The YMCA had an exchange program with the all-black Jefferson University, 30 miles away. We had supper, then discussed apartheid in South Africa. I had mixed emotions of being accepted in the white community and tried to be friendly and understanding with the blacks. At the cafeteria I noticed that the workers gave me better portions of food than my white companions.

Unfortunately, the black students from Jefferson could not be entertained at the all-white University of Missouri so we met at a professor's home. I joined the Congress on Racial Equality then did a sit-in at a soda fountain, which made many townspeople angry.

Two Chinese students came to me and said, "We agree with you that segregation is bad. You are an American and have every right to sit in. But the people here do not understand that, and you would cause trouble for us."

I said I understood and dropped out.

In 1953 I passed the Foreign Service examination but was not interviewed until 1955. When I was ushered into an interview, I faced a long table and five white men. After introductions, the first question was, "Mr. Lee, do you know what a Texas Leaguer is?"

"Yes, it is a fly ball which drops in between the outfield and infield for a hit." The interviewers perked up and we spent the next 10 minutes talking about baseball. Then, another asked who Maria Tallchief was. Fortunately, I had just seen the Native American ballerina dance in Swan Lake with the New York City Opera. We spent more minutes on Puccini, Mozart and Beethoven.

After waiting in another office for a few minutes, an official came to tell me I was the first person from Hawaii to have passed. "Mr. Lee, you are one of the very few who have passed a very difficult four-day exam. We know you are well educated and qualified, so we didn't have to ask you about American history and politics. But we had to know how well you can represent the American people and American life."

Years later, a local told me he had passed the written exam twice and been interviewed twice but was turned down. He thought it was racial discrimination.

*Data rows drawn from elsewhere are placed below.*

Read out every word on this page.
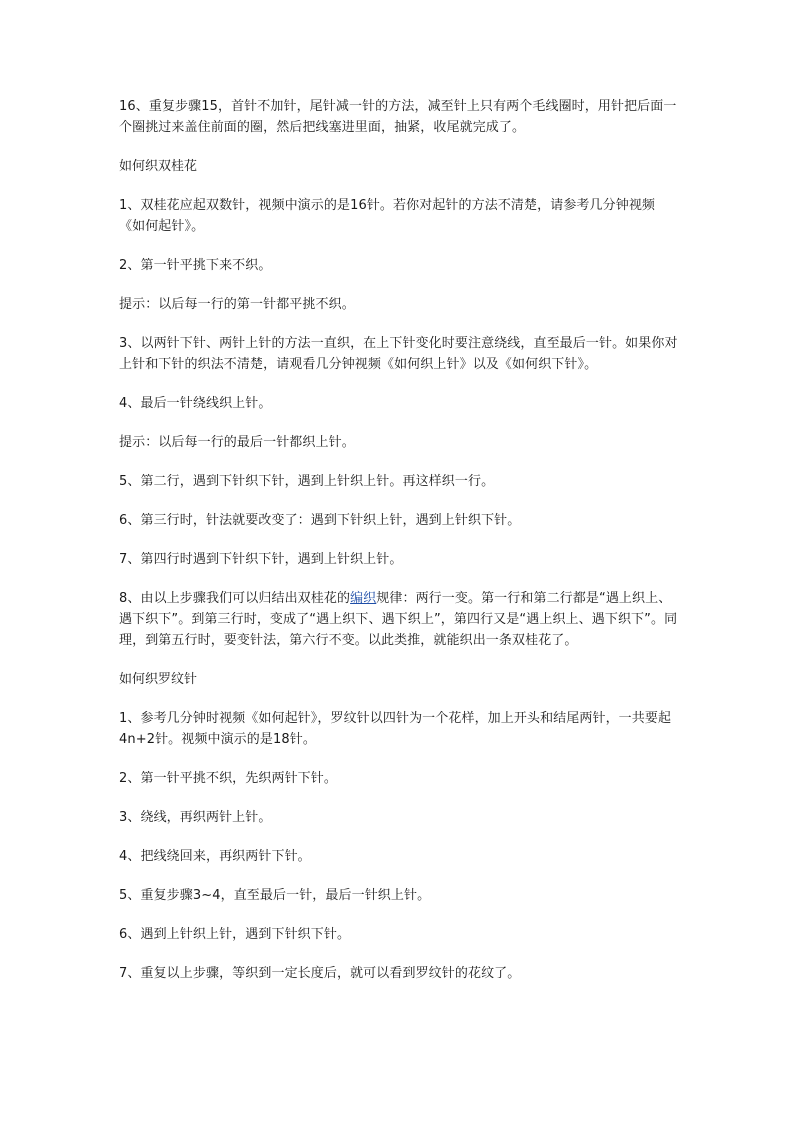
16、重复步骤15，首针不加针，尾针减一针的方法，减至针上只有两个毛线圈时，用针把后面一个圈挑过来盖住前面的圈，然后把线塞进里面，抽紧，收尾就完成了。

如何织双桂花

1、双桂花应起双数针，视频中演示的是16针。若你对起针的方法不清楚，请参考几分钟视频《如何起针》。

2、第一针平挑下来不织。

提示：以后每一行的第一针都平挑不织。

3、以两针下针、两针上针的方法一直织，在上下针变化时要注意绕线，直至最后一针。如果你对上针和下针的织法不清楚，请观看几分钟视频《如何织上针》以及《如何织下针》。

4、最后一针绕线织上针。

提示：以后每一行的最后一针都织上针。

5、第二行，遇到下针织下针，遇到上针织上针。再这样织一行。

6、第三行时，针法就要改变了：遇到下针织上针，遇到上针织下针。

7、第四行时遇到下针织下针，遇到上针织上针。

8、由以上步骤我们可以归结出双桂花的编织规律：两行一变。第一行和第二行都是“遇上织上、遇下织下”。到第三行时，变成了“遇上织下、遇下织上”，第四行又是“遇上织上、遇下织下”。同理，到第五行时，要变针法，第六行不变。以此类推，就能织出一条双桂花了。

如何织罗纹针

1、参考几分钟时视频《如何起针》，罗纹针以四针为一个花样，加上开头和结尾两针，一共要起4n+2针。视频中演示的是18针。

2、第一针平挑不织，先织两针下针。

3、绕线，再织两针上针。

4、把线绕回来，再织两针下针。

5、重复步骤3~4，直至最后一针，最后一针织上针。

6、遇到上针织上针，遇到下针织下针。

7、重复以上步骤，等织到一定长度后，就可以看到罗纹针的花纹了。
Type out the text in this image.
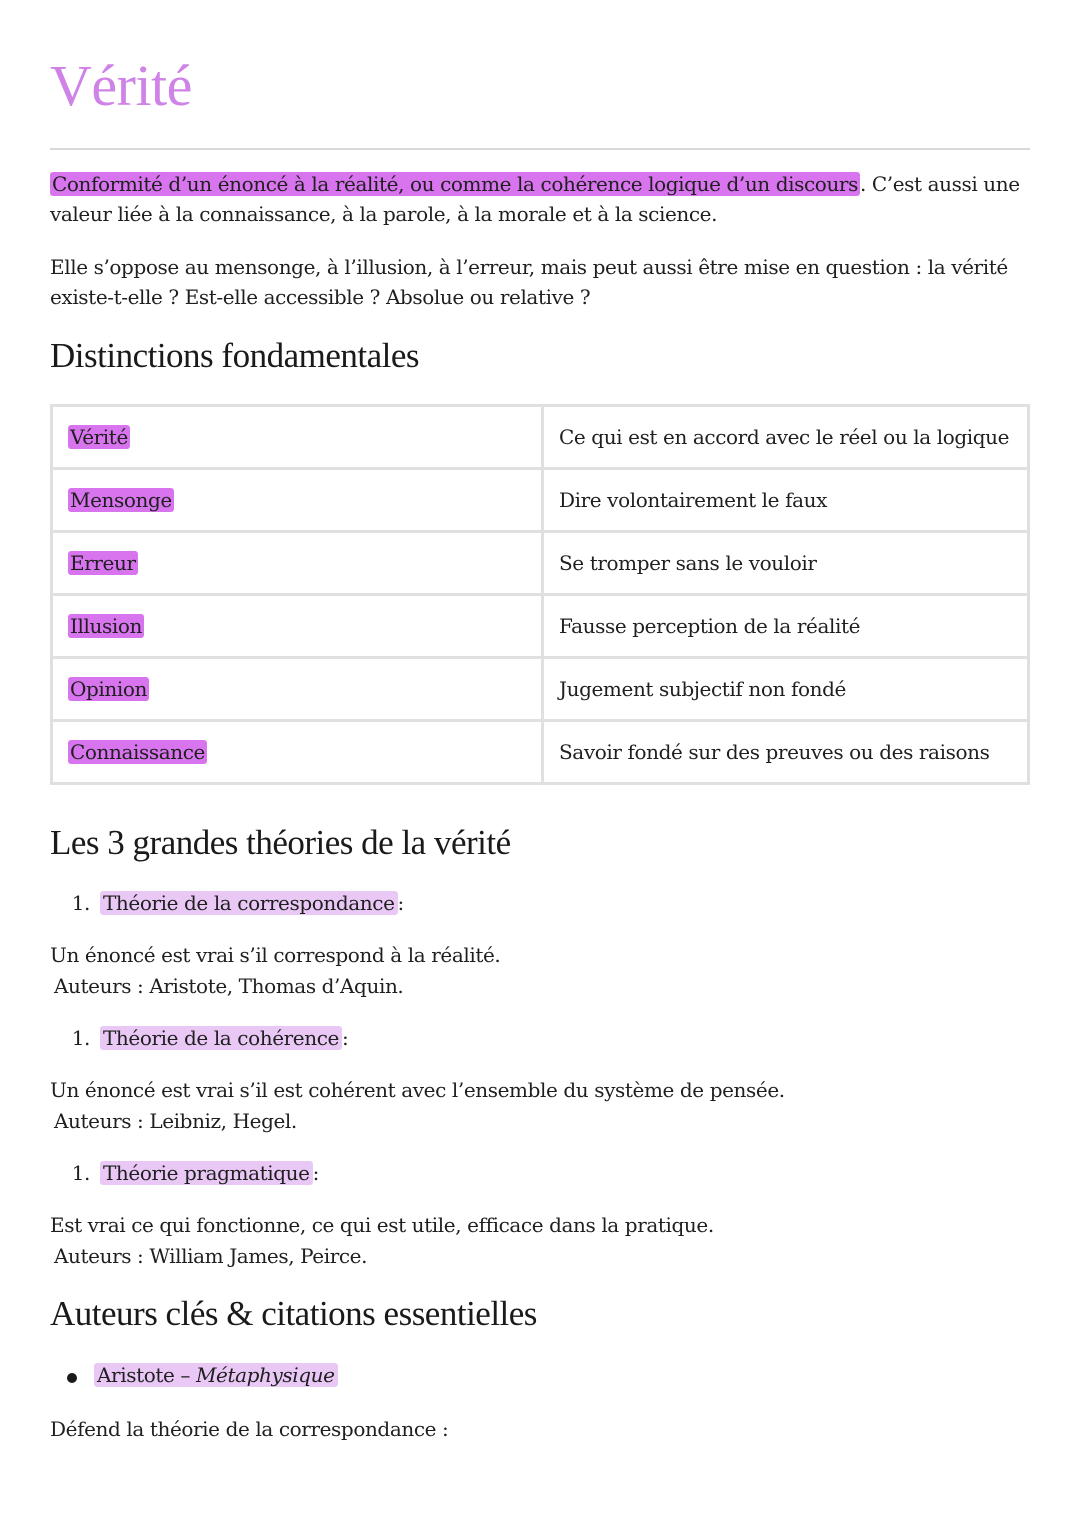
Vérité

Conformité d’un énoncé à la réalité, ou comme la cohérence logique d’un discours . C’est aussi une valeur liée à la connaissance, à la parole, à la morale et à la science.

Elle s’oppose au mensonge, à l’illusion, à l’erreur, mais peut aussi être mise en question : la vérité existe-t-elle ? Est-elle accessible ? Absolue ou relative ?

Distinctions fondamentales
Vérité	Ce qui est en accord avec le réel ou la logique
Mensonge	Dire volontairement le faux
Erreur	Se tromper sans le vouloir
Illusion	Fausse perception de la réalité
Opinion	Jugement subjectif non fondé
Connaissance	Savoir fondé sur des preuves ou des raisons
Les 3 grandes théories de la vérité
1. Théorie de la correspondance :

Un énoncé est vrai s’il correspond à la réalité.

Auteurs : Aristote, Thomas d’Aquin.

1. Théorie de la cohérence :

Un énoncé est vrai s’il est cohérent avec l’ensemble du système de pensée.

Auteurs : Leibniz, Hegel.

1. Théorie pragmatique :

Est vrai ce qui fonctionne, ce qui est utile, efficace dans la pratique.

Auteurs : William James, Peirce.

Auteurs clés & citations essentielles
Aristote – Métaphysique

Défend la théorie de la correspondance :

I traveled on the S.S. Independence from New York to my first post in Europe, along with several other Foreign Service staff people and secretaries. They came from ordinary backgrounds like myself. In an animated discussion of maids, I said nothing since I had no experience until one of the girls said, "I hope we're not boring you; you must be used to dealing with maids."

"Not really," I said. "My mother once worked as a maid." That was a white lie because she never got paid for helping other women.

My years as a diplomat were fun. I learned to speak several foreign languages and lived in different cultures, from cosmopolitan Hamburg to Communist Zagreb and wartime Saigon. My experiences were overwhelmingly positive. Sometimes I encountered antipathy but never overt hate.

Yet I was regarded as being different and sometimes with curiosity. Kids in Spain would follow me and shout, "Filipino," recalling the Spanish rule of the Philippines; while those in Italy, where the 442nd Regimental Combat Team of Japanese Americans had fought, would call out "Yaponese."

After years abroad, I came home to Hawaii and felt comfortable being local. Yet when I got elected to the state Legislature, some of my colleagues in the House of Representatives thought I was from California. One or two thought I had come on a boat like an immigrant because I would sometimes converse in Cantonese.

A year ago, a union official who had attended Columbia University in New York even thought I was from New Jersey. No one believed I was from Kalihi and had learned my English at the Puuhale School.

Oh, well.


Sam Lee is a former state legislator from Mililani.